As we celebrate the national bike to work month, I want to take a pause and reflect what a year of commuting to work on bicycle has accomplished. What a fantastic year it has been, for starters I was one of the lucky recipients of a Jamis Commuter Bike from Bicycling magazine as a result of my essay on "how riding a bike could change my life" being on of the selected ones for the award. I have since, modified the bicycle to make it more suitable to my commute, with a new set of halogen lights for those winter nights, an air horn to alert cars of my presence, fenders to prevent splashing water all over me when it rains, and a pannier that can carry my suit and shirt across the rear rack securely.
One of the biggest accomplishments this year is to celebrate this month and the anniversary by very proudly declaring that I made it through unscathed, injury free, and was never hit by a car; although I have experienced some close calls. However, it is a resoundingly positive balance, I became stronger, more energetic and believe or not... more motivated. I have been able to see neighborhoods from a completely different stand point, occasionally I relish a good dog chase and am proud to report that so far, I have always outsprint them.
Unfortunately, there are days that I cannot ride because my job will require that I drive all over town for meetings and other engagements, usually returning to my office to finish up the day. On those days when I must get behind the wheel and drive, going home is always an unwelcomed event, knowing that no matter what time, I will have to waste a good deal of my life encased in a metal box trying to get home. On the other hand, when I ride, I look forward to the trek home; there is no set route or time limit, just a good old bike ride where the reward is reaching the humble abode in time for dinner with the family.

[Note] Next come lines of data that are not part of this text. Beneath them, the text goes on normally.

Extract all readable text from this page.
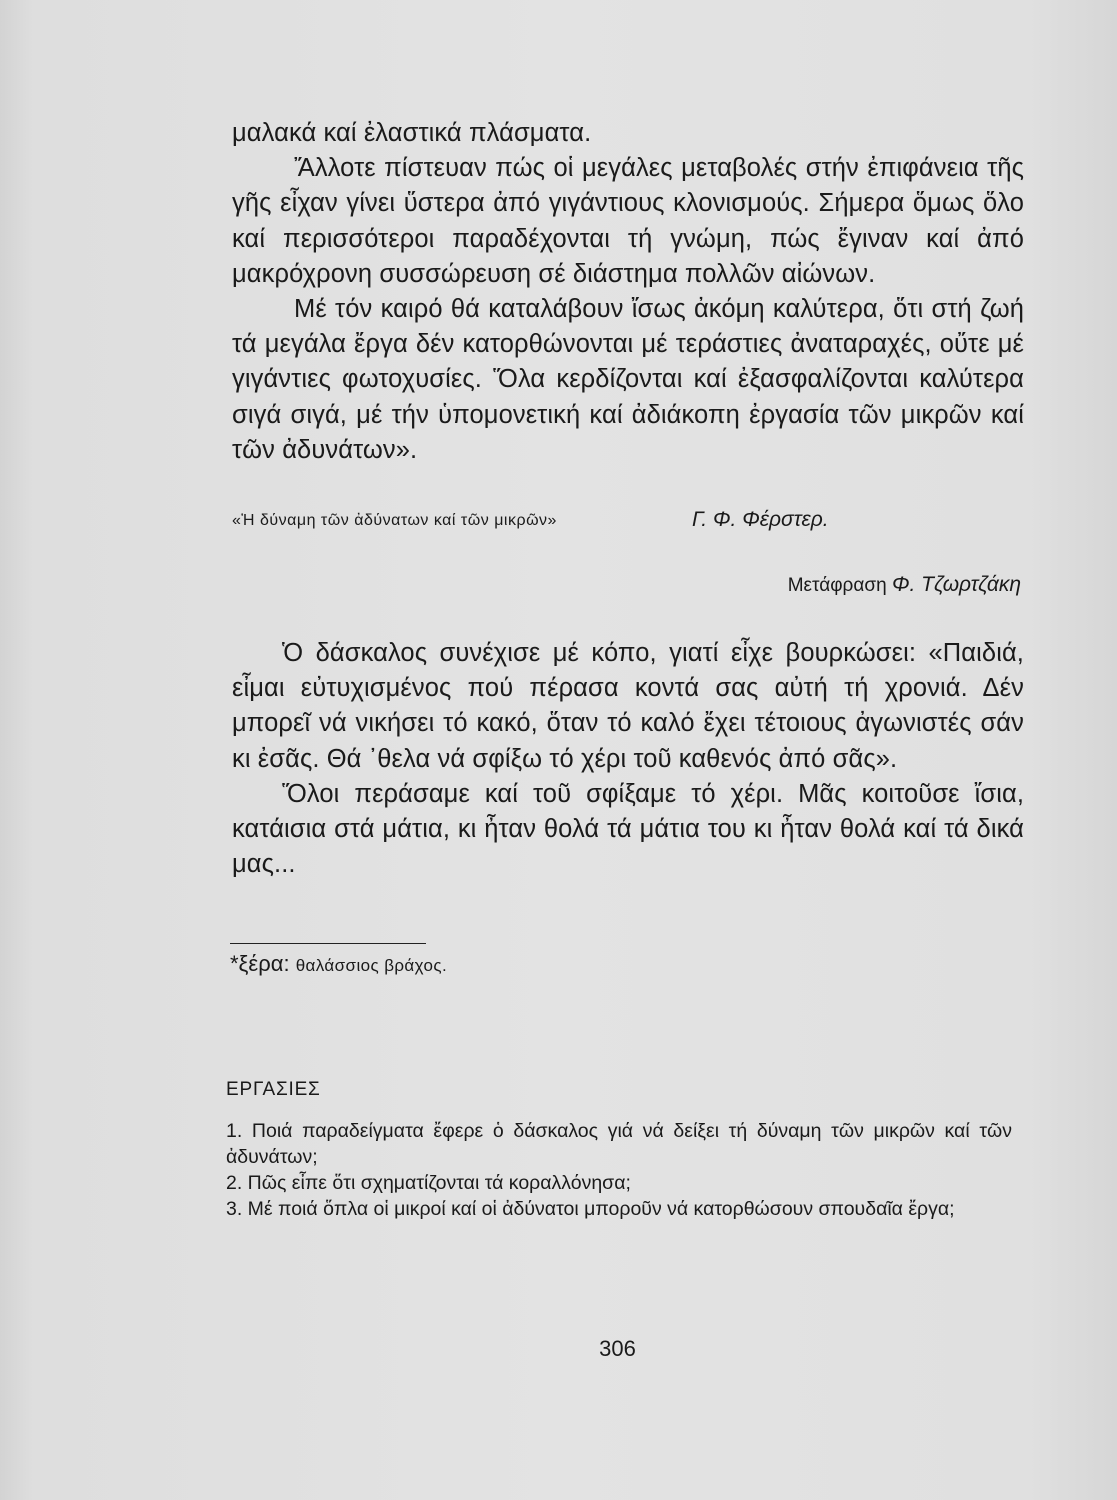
μαλακά καί ἐλαστικά πλάσματα.

Ἄλλοτε πίστευαν πώς οἱ μεγάλες μεταβολές στήν ἐπιφάνεια τῆς γῆς εἶχαν γίνει ὕστερα ἀπό γιγάντιους κλονισμούς. Σήμερα ὅμως ὅλο καί περισσότεροι παραδέχονται τή γνώμη, πώς ἔγιναν καί ἀπό μακρόχρονη συσσώρευση σέ διάστημα πολλῶν αἰώνων.

Μέ τόν καιρό θά καταλάβουν ἴσως ἀκόμη καλύτερα, ὅτι στή ζωή τά μεγάλα ἔργα δέν κατορθώνονται μέ τεράστιες ἀναταραχές, οὔτε μέ γιγάντιες φωτοχυσίες. Ὅλα κερδίζονται καί ἐξασφαλίζονται καλύτερα σιγά σιγά, μέ τήν ὑπομονετική καί ἀδιάκοπη ἐργασία τῶν μικρῶν καί τῶν ἀδυνάτων».

«Ἡ δύναμη τῶν ἀδύνατων καί τῶν μικρῶν»	Γ. Φ. Φέρστερ.
Μετάφραση Φ. Τζωρτζάκη

Ὁ δάσκαλος συνέχισε μέ κόπο, γιατί εἶχε βουρκώσει: «Παιδιά, εἶμαι εὐτυχισμένος πού πέρασα κοντά σας αὐτή τή χρονιά. Δέν μπορεῖ νά νικήσει τό κακό, ὅταν τό καλό ἔχει τέτοιους ἀγωνιστές σάν κι ἐσᾶς. Θά ᾽θελα νά σφίξω τό χέρι τοῦ καθενός ἀπό σᾶς».

Ὅλοι περάσαμε καί τοῦ σφίξαμε τό χέρι. Μᾶς κοιτοῦσε ἴσια, κατάισια στά μάτια, κι ἦταν θολά τά μάτια του κι ἦταν θολά καί τά δικά μας...

*ξέρα: θαλάσσιος βράχος.
ΕΡΓΑΣΙΕΣ

1. Ποιά παραδείγματα ἔφερε ὁ δάσκαλος γιά νά δείξει τή δύναμη τῶν μικρῶν καί τῶν ἀδυνάτων;

2. Πῶς εἶπε ὅτι σχηματίζονται τά κοραλλόνησα;

3. Μέ ποιά ὅπλα οἱ μικροί καί οἱ ἀδύνατοι μποροῦν νά κατορθώσουν σπουδαῖα ἔργα;

306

Usually, however, my primitive brain takes control of the ride and it becomes a pseudo time trial where I try to beat the best time ever, this changes everything … street lights become sprint opportunities, gas stations are short cuts and curbs are meant to be jumped, in the end, it all boils down to the fact that I become a teenager again and the ride rules my world and a world ruled by rides is a much better world.
The travel to work on the bike is a completely different dynamic, contrary to the evening commute, there is a time limit. Although I am not driven by a time clock and I can arrive at work pretty much a whatever reasonable time I please, there is always the underlined desire and effort to set an example for the rest of the team and this drives me to maintain high standard to which I must hold myself so I can expect others to follow suit.
May 21st will be the official Bike to work day, and under the motto of one less car on the road, it is incumbent upon everyone to find a way to leave their vehicles behind that day and ride their bikes in to work. I am expecting to hear all the excuses in the book as to why this is not possible, and frankly, I don’t care, there is only one way this can happen and I can only do my part. In the wake of the terrible oil spill in the Gulf, I have seen a large number of postings of people who claim to want to do something to help and make a difference.
This is our opportunity, throw that leg over the top tube of that bike, and hit the road, your bike powered by your own effort, will take you places that you will never otherwise see.
See you on the road!!! And if you must drive, remember: 3 feet please, it’s the law!!!